Musée Maillol, Paris
Jusqu’au 7 avril 2024
Cette rétrospective de l’œuvre du peintre congolais Chéri Samba, couvrant 40 années de création, présente plus de 50 tableaux issus de la collection Jean Pigozzi. Avec un trait franc, des couleurs vives, voire des paillettes, Chéri Samba crée des toiles satiriques, dont la naïveté n’est que superficielle. Racisme dans le monde de l’art, enfants soldats, épidémies, impérialisme, confinement ou encore changement climatique ne sont que certains des sujets abordés par l’artiste dans ses imposantes peintures. Autre particularité « sambaïenne » : inclure du texte dans les tableaux, une habitude que Chéri Samba a gardé de son passé d’auteur de bande dessinée et la touche finale idéale pour enfoncer le clou. J. A.
« Aria Dean: Abattoir »
ICA, Londres
Du 8 février au 5 mai 2024
Combien de meurtres doivent être commis pour maintenir le statu quo ? Quels arrangements invisibles favorisent la domination et décident de qui tombera sous le coup de l’ordre établi ? Dans « Abattoir », l’écrivaine et artiste new-yorkaise Aria Dean sonde ces questions avec une férocité médico-légale. Articulée autour d’une installation cinématographique immersive, l’exposition explore les structures qui permettent l’assujettissement et la violence systémique à l’encontre des minorités en général, et des Noir∙e∙s en particulier, aux États-Unis et ailleurs. Réalisé à l’aide du moteur de jeu vidéo Unreal Engine, Abattoir, U.S.A.! emmène les spectateur∙rice∙s dans les entrailles d’une machine à tuer fictive, inondée du sang de ses victimes invisibles. « Abattoir », qui a été commandée par The Renaissance Society de Chicago, sera sans doute bientôt considérée comme un jalon dans le parcours d’une artiste qui a une belle carrière devant elle. C. M.

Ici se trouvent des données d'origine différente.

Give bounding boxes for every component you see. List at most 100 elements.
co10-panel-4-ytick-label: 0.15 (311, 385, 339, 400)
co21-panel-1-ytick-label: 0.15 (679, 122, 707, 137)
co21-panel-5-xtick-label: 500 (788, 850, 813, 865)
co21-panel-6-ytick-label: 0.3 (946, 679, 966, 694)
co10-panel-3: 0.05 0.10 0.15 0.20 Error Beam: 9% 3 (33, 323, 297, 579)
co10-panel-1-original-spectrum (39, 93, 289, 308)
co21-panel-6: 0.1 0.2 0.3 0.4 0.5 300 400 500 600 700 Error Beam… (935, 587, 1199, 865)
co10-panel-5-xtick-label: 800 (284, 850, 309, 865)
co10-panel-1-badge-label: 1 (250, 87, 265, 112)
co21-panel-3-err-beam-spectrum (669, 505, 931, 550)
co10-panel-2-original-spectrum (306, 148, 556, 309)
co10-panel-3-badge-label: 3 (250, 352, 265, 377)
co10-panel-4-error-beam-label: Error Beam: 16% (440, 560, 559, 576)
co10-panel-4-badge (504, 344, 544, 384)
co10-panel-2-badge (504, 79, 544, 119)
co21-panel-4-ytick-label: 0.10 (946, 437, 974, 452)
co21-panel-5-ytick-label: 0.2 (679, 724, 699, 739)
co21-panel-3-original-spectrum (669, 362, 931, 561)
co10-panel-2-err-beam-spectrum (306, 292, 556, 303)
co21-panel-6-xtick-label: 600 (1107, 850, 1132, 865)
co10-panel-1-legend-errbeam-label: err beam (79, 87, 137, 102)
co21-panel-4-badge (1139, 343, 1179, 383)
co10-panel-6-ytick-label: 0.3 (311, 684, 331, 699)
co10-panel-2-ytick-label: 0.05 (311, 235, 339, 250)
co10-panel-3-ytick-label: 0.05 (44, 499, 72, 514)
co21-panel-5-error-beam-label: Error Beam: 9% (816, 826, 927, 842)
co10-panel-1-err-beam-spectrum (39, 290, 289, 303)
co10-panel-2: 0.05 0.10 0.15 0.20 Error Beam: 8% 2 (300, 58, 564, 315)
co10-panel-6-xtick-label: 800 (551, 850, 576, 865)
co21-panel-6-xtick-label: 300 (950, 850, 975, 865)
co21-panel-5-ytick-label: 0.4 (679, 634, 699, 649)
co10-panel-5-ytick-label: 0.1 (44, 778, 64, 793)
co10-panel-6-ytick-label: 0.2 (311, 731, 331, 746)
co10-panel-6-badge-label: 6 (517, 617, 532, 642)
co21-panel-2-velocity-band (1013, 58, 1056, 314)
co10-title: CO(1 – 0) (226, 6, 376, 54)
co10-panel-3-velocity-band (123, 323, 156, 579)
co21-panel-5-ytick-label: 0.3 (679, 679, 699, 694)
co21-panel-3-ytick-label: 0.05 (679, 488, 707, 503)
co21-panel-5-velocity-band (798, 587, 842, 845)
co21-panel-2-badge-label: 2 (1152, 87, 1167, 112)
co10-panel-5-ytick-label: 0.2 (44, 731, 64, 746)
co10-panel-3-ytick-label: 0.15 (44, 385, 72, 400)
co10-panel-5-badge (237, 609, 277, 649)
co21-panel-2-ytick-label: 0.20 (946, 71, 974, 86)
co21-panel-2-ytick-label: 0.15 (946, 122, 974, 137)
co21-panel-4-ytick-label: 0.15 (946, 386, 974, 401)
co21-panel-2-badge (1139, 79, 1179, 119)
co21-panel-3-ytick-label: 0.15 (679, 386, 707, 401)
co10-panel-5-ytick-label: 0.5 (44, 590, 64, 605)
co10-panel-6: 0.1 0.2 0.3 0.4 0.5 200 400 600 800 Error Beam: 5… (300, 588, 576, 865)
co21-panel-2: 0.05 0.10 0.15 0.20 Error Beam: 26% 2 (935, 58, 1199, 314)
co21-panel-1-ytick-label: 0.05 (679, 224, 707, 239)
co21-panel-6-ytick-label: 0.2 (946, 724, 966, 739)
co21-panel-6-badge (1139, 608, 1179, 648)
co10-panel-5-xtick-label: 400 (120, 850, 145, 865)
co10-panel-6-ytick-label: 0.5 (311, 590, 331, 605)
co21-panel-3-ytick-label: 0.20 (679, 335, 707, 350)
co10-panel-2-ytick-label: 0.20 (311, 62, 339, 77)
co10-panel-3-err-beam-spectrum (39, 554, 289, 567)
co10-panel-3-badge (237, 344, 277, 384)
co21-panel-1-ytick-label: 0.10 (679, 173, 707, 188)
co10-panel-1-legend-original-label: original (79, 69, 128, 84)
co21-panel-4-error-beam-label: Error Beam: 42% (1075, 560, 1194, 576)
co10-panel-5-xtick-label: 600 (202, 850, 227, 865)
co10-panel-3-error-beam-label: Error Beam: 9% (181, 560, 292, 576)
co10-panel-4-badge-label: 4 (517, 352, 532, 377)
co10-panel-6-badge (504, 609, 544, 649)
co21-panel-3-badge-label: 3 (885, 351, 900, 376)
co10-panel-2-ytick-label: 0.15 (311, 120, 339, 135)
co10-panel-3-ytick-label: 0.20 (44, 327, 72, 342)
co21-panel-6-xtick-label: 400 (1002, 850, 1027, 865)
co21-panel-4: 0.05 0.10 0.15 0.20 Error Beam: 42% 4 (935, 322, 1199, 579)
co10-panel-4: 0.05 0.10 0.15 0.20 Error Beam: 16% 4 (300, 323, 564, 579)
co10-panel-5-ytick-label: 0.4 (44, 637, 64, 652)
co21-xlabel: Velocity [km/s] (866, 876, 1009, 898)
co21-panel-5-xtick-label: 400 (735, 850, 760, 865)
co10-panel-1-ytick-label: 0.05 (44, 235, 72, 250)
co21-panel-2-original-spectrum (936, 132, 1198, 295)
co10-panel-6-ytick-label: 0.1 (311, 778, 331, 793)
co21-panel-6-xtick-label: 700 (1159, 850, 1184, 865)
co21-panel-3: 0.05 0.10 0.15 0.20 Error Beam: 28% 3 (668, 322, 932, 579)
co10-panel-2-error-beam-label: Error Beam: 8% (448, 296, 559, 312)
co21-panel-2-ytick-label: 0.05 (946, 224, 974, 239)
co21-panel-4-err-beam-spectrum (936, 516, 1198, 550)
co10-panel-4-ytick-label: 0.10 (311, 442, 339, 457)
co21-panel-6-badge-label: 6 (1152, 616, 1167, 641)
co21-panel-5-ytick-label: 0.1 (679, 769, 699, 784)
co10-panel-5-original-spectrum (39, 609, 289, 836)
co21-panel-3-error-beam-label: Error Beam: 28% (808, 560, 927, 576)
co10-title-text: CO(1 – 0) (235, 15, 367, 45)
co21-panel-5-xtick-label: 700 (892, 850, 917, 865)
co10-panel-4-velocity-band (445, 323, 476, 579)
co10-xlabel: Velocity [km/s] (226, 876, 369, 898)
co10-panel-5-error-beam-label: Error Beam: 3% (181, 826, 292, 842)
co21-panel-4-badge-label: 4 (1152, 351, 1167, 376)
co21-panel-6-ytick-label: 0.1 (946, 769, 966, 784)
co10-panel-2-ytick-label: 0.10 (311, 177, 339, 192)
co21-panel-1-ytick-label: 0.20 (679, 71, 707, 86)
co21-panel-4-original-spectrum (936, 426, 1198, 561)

« VALIE EXPORT - Retrospective »
C/O Berlin
Jusqu’au 22 mai
En Autriche, dans l’ennui de l’après-guerre de la fin des années 1960, VALIE EXPORT a arpenté l’espace public vêtue d’un pantalon sans entrejambe, promené son collègue artiste Peter Weibel dans les rues de Vienne en laisse comme un chien et bousculé le consensus conservateur de la société autrichienne de bien d’autres manières encore. Cette rétrospective rend hommage aux films, photographies, installations, dessins, performances et travaux basés sur les médias provocateurs de l’artiste (y compris ses idées de « cinéma élargi ») avec des œuvres réalisées entre 1966 et 2009. En mettant l’accent sur la photographie, l’exposition souligne également la pertinence durable de la position féministe et sociocritique novatrice d’EXPORT de l’époque. K. B.